The step to e.g. letting applications implement their own annotations and look up application-specific annotations is a small one and a suggested pattern to customize Spring/Spring Data behavior. 

I am not sure why do you refer to annotations here: is this a part that should not be implemented in the SDC, but only end-users can use annotations as one of the mechanisms to create a proper KeyspaceName and set it on the CassandraMappingContext? (It will work similarly to CassandraMappingContext#setNamingStrategy)

 

spring-projects-issues commented 4 years ago

Mark Paluch commented

We introduced with version 3.0 a NamingStrategy interface that we should extend. Adding a default interface method retains backward compatibility, as NamingStrategy can be implemented by application code. By default, we would return Optional.<CqlIdentifier>empty().

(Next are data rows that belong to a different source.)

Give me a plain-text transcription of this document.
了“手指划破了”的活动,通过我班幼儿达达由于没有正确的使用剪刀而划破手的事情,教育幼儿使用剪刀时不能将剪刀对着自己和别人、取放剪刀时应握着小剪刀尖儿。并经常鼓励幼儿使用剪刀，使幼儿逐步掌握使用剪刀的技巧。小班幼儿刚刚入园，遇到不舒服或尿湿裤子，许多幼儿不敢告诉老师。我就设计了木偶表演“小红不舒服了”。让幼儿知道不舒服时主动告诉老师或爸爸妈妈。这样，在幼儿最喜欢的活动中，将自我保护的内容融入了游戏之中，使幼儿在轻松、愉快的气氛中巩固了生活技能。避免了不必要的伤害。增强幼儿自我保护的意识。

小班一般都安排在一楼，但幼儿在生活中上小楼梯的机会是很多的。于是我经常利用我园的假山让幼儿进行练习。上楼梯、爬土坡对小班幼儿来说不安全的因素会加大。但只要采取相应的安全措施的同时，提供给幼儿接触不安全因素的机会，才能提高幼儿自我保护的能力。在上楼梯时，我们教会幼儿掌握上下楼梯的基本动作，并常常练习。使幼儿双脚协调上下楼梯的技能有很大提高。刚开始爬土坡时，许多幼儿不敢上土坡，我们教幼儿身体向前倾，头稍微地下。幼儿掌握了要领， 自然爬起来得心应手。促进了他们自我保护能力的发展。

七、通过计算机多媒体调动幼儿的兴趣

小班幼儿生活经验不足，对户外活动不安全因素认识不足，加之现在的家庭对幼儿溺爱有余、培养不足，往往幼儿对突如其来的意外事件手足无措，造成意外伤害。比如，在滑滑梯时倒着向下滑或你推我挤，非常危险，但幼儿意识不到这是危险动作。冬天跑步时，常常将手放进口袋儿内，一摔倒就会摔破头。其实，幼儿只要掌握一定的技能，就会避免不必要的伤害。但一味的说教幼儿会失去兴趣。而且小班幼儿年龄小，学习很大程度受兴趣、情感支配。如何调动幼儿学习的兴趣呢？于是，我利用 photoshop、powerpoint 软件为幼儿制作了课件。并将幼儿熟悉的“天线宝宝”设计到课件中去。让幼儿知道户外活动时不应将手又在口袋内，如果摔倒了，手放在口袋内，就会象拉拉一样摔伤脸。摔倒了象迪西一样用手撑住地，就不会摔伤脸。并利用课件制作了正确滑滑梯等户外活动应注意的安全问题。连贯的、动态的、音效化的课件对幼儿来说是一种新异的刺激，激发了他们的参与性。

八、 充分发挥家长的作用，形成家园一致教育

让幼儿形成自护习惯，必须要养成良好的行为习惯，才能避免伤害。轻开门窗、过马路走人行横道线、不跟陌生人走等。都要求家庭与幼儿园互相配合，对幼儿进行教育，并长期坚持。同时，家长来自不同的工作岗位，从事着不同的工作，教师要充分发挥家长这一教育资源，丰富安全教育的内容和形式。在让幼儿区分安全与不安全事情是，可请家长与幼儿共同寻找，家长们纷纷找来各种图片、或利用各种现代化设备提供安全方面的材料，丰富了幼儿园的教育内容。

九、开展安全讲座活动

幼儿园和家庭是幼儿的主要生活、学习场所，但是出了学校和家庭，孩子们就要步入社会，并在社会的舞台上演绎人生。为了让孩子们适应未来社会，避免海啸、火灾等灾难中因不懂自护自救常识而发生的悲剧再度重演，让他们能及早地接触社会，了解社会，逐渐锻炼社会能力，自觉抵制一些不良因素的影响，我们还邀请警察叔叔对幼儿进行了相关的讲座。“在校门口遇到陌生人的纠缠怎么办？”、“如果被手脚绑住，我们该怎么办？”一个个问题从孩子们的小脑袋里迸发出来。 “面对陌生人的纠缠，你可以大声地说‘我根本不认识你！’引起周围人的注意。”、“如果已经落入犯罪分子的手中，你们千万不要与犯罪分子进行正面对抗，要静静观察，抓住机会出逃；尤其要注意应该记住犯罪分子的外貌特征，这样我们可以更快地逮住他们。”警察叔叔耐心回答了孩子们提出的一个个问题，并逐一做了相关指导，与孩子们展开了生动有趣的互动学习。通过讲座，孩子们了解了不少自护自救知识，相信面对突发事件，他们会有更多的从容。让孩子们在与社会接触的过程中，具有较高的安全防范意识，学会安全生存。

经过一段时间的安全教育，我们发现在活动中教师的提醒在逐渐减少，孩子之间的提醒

I mentioned annotations as extension point for users. Indeed, it is not related to the code changes, however it makes sense to consider how users would go about keyspace customizations. One way would be a static definition for all entities. Other implementations may leverage a mapping. Since we pass in CassandraPersistentEntity, the NamingStrategy.getKeyspaceName() would have also access to the underlying entity class and an application could leverage own annotations as an additional mechanism for keyspace configuration

mp911de commented 3 months ago

Some good things take a bit longer until we get there. We introduced options to configure the keyspace for @Table and @UserDefinedType to be applied for schema actions and data interaction. Introducing TableCoordinate (see #179) is a too broad brush in terms of the API as the coordinates could be either the name or name and keyspace. We would break almost all signatures accepting the table name (or have to create overrides cluttering the API).

For now, we want to allow specific entities to be qualified for a specific keyspace. By configuring a KeyspaceProvider through StatementFactory we also allow further customization options.

Special honors go to @tomekl007 and @mipo256 for their contributions.